Vos revenus actuels décideront-ils de vos aides sociales dans deux ans ? Ou, est-il possible de simuler l’impact d’une loi pour que les prestations sociales interviennent au moment où vous en avez besoin ?

Contexte

Le Groupe de Travail (GT) Accès aux droits et aux services, lutte contre le non-recours s’applique à proposer des solutions pour permettre à tou·te·s, et surtout aux plus vulnérables, de connaître les moyens d’accompagnement mis à leur disposition.
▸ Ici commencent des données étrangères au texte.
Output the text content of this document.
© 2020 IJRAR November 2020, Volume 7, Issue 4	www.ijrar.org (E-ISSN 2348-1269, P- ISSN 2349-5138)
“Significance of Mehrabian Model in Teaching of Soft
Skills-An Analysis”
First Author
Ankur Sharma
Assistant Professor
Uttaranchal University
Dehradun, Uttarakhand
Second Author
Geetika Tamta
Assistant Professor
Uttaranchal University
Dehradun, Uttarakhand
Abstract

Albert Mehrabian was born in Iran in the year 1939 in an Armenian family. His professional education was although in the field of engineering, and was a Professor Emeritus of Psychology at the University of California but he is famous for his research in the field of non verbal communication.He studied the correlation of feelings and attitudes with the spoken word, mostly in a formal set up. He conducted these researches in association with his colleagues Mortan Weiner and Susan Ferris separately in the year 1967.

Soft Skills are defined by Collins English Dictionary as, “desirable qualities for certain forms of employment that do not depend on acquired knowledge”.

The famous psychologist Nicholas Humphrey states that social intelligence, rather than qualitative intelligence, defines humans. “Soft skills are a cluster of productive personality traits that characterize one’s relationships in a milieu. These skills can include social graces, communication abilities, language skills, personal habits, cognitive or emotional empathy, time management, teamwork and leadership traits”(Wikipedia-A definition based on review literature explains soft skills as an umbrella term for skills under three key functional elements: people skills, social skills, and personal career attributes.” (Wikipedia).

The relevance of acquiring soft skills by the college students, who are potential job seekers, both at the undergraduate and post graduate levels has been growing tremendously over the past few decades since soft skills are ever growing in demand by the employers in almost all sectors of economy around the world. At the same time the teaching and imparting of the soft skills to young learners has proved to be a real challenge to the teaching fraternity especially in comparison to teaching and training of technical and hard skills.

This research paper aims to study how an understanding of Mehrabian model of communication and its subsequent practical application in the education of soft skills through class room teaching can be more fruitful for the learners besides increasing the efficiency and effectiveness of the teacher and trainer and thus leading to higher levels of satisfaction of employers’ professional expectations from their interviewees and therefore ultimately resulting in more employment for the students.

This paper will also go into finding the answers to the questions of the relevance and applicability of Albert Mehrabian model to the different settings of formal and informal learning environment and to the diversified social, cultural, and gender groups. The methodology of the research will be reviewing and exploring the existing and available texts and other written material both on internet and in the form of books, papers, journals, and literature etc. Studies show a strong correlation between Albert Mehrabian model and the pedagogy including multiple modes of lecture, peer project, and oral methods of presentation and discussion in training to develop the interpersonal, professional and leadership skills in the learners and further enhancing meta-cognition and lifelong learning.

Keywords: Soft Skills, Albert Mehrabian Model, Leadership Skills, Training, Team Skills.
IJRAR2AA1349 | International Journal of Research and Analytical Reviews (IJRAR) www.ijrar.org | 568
Dans ce cadre, il a été proposé d’utiliser le logiciel OpenFisca en atelier avec une hypothèse : simplifier l’accès au droit passerait par la réduction de la complexité des règles de calcul des prestations sociales.

Porté par la Délégation interministérielle à la prévention et à la lutte contre la pauvreté des enfants et des jeunes ce GT a été l’opportunité de réunir des experts des prestations sociales, les équipes du simulateur Mes Aides et du moteur de calcul OpenFisca.

OpenFisca est un modèle informatique du système socio-fiscal qui permet de simuler aussi bien la législation actuelle que l‘impact de réformes en discussion au Parlement sur des individus ou des foyers.

Mes Aides se base lui-même sur OpenFisca-France pour la simulation du droit aux prestations sociales des particuliers et de ceux qui les accompagnent.

Nous démarrons donc ces ateliers avec un groupe réduit de personnes et l’objectif de simplifier des règles de calcul des prestations sociales.

Les prestations dépendant pour beaucoup des revenus, la première question que nous nous posons est : comment évalue-t-on combien gagne une famille lorsque l’on calcule son éligibilité à une prestation sociale ?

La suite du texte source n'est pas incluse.